- Спасет, — утвердительно кивнула Лидия. — Мы возьмем самых-самых непрославленных людей. Только тогда это будет хорошо. Как ты думаешь, в мои годы фата пойдет?
- Тебе все пойдет, любимая.
- И туфли на шпильках?
- И туфли на шпильках.
...Как они незаметно пролетели, эти два часа! Когда они спустились вниз по скрипучим деревянным ступенькам, над Степновском застыло небо, усеянное крупными звездами. Из поймы Иртыша веяло слабым ветерком. Улицы были безлюдными. В черных сумерках у подъезда стояла черная «Волга». Шофер дремал за рулем, Горелов обнял Лидию и ощутил под ладонью ее похолодевшую руку.
- Какая у тебя горячая ладонь, — улыбнулась она.
- Я и сам... — самодовольно начал Алексей, но она отчужденно оборвала:
- Не говори пошлостей, ты у меня весь ясный, чистый, святой.
- Не буду, — согласился он, наклонившись, поцеловал ее локоть и засмеялся.
- Чего ты? — шепотом спросила Лидия.
- Чудно... От твоих рук опять парным молоком пахнет.

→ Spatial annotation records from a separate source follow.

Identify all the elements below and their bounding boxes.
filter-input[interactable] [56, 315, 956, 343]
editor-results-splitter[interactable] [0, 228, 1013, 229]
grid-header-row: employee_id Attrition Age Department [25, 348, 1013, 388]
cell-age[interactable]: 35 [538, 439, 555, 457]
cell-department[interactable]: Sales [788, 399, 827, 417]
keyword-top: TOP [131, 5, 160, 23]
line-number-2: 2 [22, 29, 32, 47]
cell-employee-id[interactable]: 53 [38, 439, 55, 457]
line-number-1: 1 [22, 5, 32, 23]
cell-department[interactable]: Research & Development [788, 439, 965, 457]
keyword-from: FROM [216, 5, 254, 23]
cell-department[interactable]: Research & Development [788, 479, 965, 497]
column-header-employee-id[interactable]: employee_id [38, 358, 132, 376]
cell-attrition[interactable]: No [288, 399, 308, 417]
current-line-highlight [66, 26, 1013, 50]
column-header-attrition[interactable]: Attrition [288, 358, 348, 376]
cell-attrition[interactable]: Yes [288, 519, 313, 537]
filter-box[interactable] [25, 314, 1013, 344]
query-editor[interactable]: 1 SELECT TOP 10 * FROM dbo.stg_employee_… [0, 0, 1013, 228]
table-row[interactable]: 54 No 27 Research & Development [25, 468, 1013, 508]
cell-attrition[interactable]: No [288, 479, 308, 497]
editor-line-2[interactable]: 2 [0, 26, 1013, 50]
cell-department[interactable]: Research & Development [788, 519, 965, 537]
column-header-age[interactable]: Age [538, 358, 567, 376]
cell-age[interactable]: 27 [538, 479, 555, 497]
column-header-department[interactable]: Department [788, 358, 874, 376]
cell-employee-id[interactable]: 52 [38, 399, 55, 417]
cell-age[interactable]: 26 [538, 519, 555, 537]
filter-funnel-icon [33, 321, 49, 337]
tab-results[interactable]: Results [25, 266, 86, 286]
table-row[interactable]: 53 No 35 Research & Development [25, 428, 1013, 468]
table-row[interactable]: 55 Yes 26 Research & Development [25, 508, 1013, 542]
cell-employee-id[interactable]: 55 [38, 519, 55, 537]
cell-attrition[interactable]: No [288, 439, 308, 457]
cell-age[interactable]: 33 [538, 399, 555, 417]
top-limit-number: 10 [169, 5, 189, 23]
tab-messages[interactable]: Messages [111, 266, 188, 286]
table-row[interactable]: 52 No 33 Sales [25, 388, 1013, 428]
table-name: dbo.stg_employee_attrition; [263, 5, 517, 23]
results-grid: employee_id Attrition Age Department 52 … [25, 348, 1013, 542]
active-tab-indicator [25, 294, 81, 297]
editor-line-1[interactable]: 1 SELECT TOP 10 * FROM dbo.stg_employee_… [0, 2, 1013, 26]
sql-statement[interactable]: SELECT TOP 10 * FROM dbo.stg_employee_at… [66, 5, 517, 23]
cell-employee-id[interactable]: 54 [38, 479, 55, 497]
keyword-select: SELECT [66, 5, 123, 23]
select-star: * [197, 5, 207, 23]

Этот запах и в кабине будет мне сопутствовать.
- Ты на какое расстояние подойдешь к Луне?
- Километров на пятьдесят. А что?
- Плюнь на нее, — сказала она, стараясь казаться веселой. Но Алексей почувствовал, как нелегко далась ей эта шутка, и протянул ей в тон:
- Лидочка, ты сегодня хулиганишь. С Луной надо на «вы».
- А ты все-таки сплюнь. И не раз, а все три. И через левое плечо обязательно. Тогда ты непременно возвратишься.
Потом они долго стояли рядом и молча смотрели в опрокинувшееся над Степновском предутреннее небо. Мысленно, с профессиональной точностью он прочерчивал в этом небе гиперболическую кривую, по которой пилотируемая им «Заря» уйдет к Луне. Женщина молчала, угадывая его мысли. Потом он поглядел на светящийся циферблат часов и вздохнул:
- Мне пора. Только ты не ходи провожать к машине. Лучше здесь попрощаемся. Ладно?
- Хорошо. Я не пойду, — послушно согласилась Лидия, и подбородок у нее задрожал. — Я не пойду, — повторила она, борясь с подступающими рыданиями.
В большом кабинете главного конструктора «Зари» было довольно прохладно. За приоткрытыми окнами бесновалась полуденная жара, но конденсационная установка работала безупречно, и столбик термометра показывал всего лишь двадцать четыре. На широком письменном столе лежал развернутый чертеж. Запотевшая от холода бутылка боржоми и два стакана стояли на фаянсовом блюде, щедро разрисованном розовыми лепестками. Тимофей Тимофеевич в широкой белой блузе сидел напротив Горелова в своем кресле, веселыми выпуклыми глазами молча наблюдал за ним.